Brunetti miró en derredor, intuyendo un aburrimiento anticipado al ver y oír a todas aquellas personas bien vestidas, bien alimentadas y bien informadas. Intuyó que Paola percibía su estado de ánimo y estaba a punto de sugerir que se fueran cuando descubrió a una conocida. De pie en la barra, con el cigarrillo en una mano y la copa en la otra, estaba la doctora que había reconocido a Wellauer y dictaminado su muerte. En aquella ocasión, Brunetti ya se había preguntado cómo una persona que llevaba pantalón vaquero podía sentarse en la platea. Ahora vestía, poco más o menos, al mismo estilo: pantalón gris y chaqueta negra, con una falta de interés por su aspecto que Brunetti hubiera creído imposible en una italiana.

Dijo a Paola que había visto a una persona con la que deseaba hablar y ella le respondió que buscaría a sus padres para darles las gracias.

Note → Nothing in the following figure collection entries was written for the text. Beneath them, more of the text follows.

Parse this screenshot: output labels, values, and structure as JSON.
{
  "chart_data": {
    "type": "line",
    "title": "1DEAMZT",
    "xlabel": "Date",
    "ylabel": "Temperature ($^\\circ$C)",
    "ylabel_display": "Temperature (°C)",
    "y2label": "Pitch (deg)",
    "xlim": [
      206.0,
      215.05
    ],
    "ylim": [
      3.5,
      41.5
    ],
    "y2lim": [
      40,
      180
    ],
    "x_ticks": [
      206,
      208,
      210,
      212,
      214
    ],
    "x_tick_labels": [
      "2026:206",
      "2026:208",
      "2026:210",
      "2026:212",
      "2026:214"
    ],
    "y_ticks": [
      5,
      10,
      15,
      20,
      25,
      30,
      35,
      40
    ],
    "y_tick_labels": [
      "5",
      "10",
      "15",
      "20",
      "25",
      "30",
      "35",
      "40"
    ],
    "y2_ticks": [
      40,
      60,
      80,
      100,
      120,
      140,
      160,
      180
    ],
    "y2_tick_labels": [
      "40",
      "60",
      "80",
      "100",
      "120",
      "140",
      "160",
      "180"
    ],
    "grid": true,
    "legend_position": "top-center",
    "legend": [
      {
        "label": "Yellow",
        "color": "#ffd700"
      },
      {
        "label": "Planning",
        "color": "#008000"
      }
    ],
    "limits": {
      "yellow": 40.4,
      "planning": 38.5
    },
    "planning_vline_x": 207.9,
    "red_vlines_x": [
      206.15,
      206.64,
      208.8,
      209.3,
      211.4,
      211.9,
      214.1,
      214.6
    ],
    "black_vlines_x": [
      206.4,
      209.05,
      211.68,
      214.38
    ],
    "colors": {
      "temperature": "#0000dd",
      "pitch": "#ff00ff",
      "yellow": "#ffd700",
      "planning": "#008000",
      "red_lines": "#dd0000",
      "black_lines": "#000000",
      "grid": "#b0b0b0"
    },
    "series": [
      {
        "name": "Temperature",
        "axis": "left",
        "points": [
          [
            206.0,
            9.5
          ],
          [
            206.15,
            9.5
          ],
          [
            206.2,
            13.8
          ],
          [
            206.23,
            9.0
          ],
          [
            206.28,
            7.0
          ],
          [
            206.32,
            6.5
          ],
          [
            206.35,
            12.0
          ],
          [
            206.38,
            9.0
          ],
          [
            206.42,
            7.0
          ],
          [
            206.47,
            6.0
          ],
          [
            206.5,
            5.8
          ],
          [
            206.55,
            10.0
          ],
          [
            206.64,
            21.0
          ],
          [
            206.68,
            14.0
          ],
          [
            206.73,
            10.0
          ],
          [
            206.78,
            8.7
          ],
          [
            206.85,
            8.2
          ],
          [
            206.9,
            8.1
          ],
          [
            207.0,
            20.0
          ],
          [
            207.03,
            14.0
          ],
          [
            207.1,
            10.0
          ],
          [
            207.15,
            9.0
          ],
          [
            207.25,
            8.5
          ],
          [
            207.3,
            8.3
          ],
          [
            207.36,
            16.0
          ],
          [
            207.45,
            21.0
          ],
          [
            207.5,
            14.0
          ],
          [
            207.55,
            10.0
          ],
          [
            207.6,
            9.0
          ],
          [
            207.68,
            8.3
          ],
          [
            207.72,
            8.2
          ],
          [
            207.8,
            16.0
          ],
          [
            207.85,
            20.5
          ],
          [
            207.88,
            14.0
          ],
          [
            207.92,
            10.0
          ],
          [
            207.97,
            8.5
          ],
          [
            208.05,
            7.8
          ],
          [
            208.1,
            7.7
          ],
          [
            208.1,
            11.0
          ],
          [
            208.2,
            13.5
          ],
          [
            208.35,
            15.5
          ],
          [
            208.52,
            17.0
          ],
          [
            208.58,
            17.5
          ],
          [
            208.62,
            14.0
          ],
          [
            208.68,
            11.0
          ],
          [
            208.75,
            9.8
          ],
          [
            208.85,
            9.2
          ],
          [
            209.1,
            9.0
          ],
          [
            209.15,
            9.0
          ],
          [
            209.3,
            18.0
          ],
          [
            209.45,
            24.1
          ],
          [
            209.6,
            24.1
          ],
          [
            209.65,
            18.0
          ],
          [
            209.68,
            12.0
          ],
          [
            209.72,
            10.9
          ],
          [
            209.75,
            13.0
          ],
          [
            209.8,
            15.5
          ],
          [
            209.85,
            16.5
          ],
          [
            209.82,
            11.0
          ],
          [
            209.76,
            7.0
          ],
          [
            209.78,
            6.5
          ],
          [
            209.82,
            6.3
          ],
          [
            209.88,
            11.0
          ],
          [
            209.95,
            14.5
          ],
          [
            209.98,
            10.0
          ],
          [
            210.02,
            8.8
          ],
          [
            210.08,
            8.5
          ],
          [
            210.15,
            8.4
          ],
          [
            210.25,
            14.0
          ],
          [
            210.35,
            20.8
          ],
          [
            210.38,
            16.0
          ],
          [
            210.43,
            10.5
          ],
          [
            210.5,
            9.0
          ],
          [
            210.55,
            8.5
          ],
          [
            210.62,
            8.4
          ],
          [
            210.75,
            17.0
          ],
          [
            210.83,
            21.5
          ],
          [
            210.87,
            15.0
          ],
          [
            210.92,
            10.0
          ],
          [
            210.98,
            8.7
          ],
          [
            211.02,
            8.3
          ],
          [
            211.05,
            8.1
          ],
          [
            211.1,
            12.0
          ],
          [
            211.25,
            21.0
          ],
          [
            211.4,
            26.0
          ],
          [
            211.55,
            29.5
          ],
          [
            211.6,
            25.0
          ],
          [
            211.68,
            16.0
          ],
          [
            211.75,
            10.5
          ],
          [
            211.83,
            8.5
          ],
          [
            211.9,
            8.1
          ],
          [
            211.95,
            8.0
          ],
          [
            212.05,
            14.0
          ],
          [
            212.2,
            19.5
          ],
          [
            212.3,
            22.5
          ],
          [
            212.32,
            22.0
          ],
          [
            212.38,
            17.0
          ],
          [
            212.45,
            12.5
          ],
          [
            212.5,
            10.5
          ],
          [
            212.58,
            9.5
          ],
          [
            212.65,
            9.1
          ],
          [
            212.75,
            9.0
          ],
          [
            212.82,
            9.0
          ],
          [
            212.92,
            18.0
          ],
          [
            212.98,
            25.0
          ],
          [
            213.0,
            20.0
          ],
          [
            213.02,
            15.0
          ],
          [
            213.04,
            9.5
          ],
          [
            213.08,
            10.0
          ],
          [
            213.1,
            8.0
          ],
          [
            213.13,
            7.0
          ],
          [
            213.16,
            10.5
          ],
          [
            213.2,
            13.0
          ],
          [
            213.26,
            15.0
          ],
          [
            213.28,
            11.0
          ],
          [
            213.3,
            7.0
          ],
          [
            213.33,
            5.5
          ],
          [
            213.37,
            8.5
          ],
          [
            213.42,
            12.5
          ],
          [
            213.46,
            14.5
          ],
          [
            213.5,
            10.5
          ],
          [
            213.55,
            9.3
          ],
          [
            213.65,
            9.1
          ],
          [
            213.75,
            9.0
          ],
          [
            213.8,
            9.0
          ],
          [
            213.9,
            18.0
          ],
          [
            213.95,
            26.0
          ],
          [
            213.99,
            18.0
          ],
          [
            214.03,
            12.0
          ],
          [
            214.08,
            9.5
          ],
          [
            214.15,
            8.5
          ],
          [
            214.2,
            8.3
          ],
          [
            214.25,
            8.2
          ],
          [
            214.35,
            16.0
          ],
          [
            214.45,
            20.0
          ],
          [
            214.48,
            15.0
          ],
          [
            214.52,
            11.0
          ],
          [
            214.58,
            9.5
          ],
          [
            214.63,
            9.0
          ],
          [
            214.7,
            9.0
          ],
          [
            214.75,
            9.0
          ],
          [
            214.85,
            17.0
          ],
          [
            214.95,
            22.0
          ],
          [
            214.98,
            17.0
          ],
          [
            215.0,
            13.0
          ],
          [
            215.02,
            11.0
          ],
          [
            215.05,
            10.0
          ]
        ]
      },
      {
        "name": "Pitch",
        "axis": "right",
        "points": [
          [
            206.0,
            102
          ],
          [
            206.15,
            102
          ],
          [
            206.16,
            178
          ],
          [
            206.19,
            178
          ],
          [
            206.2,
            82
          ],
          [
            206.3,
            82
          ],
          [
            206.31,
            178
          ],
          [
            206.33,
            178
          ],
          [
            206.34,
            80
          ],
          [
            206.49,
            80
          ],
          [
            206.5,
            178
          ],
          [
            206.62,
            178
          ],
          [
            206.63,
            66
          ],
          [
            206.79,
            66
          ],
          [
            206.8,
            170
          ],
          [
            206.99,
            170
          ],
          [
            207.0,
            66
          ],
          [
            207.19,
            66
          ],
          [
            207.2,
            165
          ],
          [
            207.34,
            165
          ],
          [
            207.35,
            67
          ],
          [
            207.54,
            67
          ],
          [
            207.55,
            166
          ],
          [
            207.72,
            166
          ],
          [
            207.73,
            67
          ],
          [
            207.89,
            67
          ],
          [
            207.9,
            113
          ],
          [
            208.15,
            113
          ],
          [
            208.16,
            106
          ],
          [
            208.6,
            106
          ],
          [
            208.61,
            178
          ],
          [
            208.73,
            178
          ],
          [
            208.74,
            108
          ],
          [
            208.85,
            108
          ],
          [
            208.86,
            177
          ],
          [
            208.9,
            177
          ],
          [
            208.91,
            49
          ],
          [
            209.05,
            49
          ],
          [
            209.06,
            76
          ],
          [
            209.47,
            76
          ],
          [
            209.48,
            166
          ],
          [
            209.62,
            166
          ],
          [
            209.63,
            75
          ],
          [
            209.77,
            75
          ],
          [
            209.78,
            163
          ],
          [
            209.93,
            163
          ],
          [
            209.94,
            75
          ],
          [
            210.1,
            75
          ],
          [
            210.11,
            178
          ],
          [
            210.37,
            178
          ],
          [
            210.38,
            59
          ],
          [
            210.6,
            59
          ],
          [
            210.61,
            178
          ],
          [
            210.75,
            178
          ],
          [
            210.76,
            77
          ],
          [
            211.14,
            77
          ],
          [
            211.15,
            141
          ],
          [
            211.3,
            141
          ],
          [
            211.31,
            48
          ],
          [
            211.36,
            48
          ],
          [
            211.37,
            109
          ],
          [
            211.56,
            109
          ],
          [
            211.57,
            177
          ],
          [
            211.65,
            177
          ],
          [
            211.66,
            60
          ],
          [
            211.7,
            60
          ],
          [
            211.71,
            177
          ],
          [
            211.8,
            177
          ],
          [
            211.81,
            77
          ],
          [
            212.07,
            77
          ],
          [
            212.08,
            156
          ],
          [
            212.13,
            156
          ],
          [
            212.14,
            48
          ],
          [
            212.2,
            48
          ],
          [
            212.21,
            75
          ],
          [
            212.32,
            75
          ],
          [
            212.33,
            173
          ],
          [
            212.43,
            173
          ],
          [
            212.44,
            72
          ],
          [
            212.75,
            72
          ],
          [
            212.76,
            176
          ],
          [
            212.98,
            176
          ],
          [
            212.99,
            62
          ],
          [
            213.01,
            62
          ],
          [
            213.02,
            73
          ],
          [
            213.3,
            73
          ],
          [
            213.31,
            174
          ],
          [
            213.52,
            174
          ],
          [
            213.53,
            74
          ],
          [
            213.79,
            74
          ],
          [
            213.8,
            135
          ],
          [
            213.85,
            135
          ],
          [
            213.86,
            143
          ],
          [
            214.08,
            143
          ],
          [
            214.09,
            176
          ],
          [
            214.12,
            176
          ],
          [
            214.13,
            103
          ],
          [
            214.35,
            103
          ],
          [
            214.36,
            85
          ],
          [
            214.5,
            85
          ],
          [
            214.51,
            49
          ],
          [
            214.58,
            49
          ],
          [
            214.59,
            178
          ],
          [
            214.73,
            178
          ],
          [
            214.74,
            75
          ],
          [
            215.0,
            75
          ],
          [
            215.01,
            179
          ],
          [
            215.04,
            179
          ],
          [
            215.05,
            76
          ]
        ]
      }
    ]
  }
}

Se separaron y él cruzó el salón hacia la doctora, cuyo nombre había olvidado. Ella no trató de disimular que se acordaba de quién era él.

– Buenas noches, comisario -dijo cuando él estuvo a su lado.

– Buenas noches, doctora -respondió él, y agregó, como si ya hubieran rendido tributo suficiente a los formulismos-: Me llamo Guido.

– Y yo, Bárbara.

– Qué pequeña es la ciudad -observó él, amparándose en la banalidad de la observación para eludir, hombre ceremonioso, la decisión de usar el tu o el lei .

– Antes o después, todos acabamos por encontrarnos -convino ella, rehuyendo el tratamiento con no menos habilidad.

Decidiéndose por el más ceremonioso lei , él dijo:

– Tendrá que perdonarme por no haberle dado las gracias por su ayuda la otra noche.

Ella se encogió de hombros y preguntó:

– ¿Acerté el diagnóstico?

– Sí -respondió Brunetti, pensando en cómo habría podido ella no enterarse de algo que habían publicado todos los periódicos del país-. Estaba en el café, como usted dijo.

– Me lo figuraba. Pero tengo que confesar que reconocí el olor gracias a las novelas de Agatha Christie.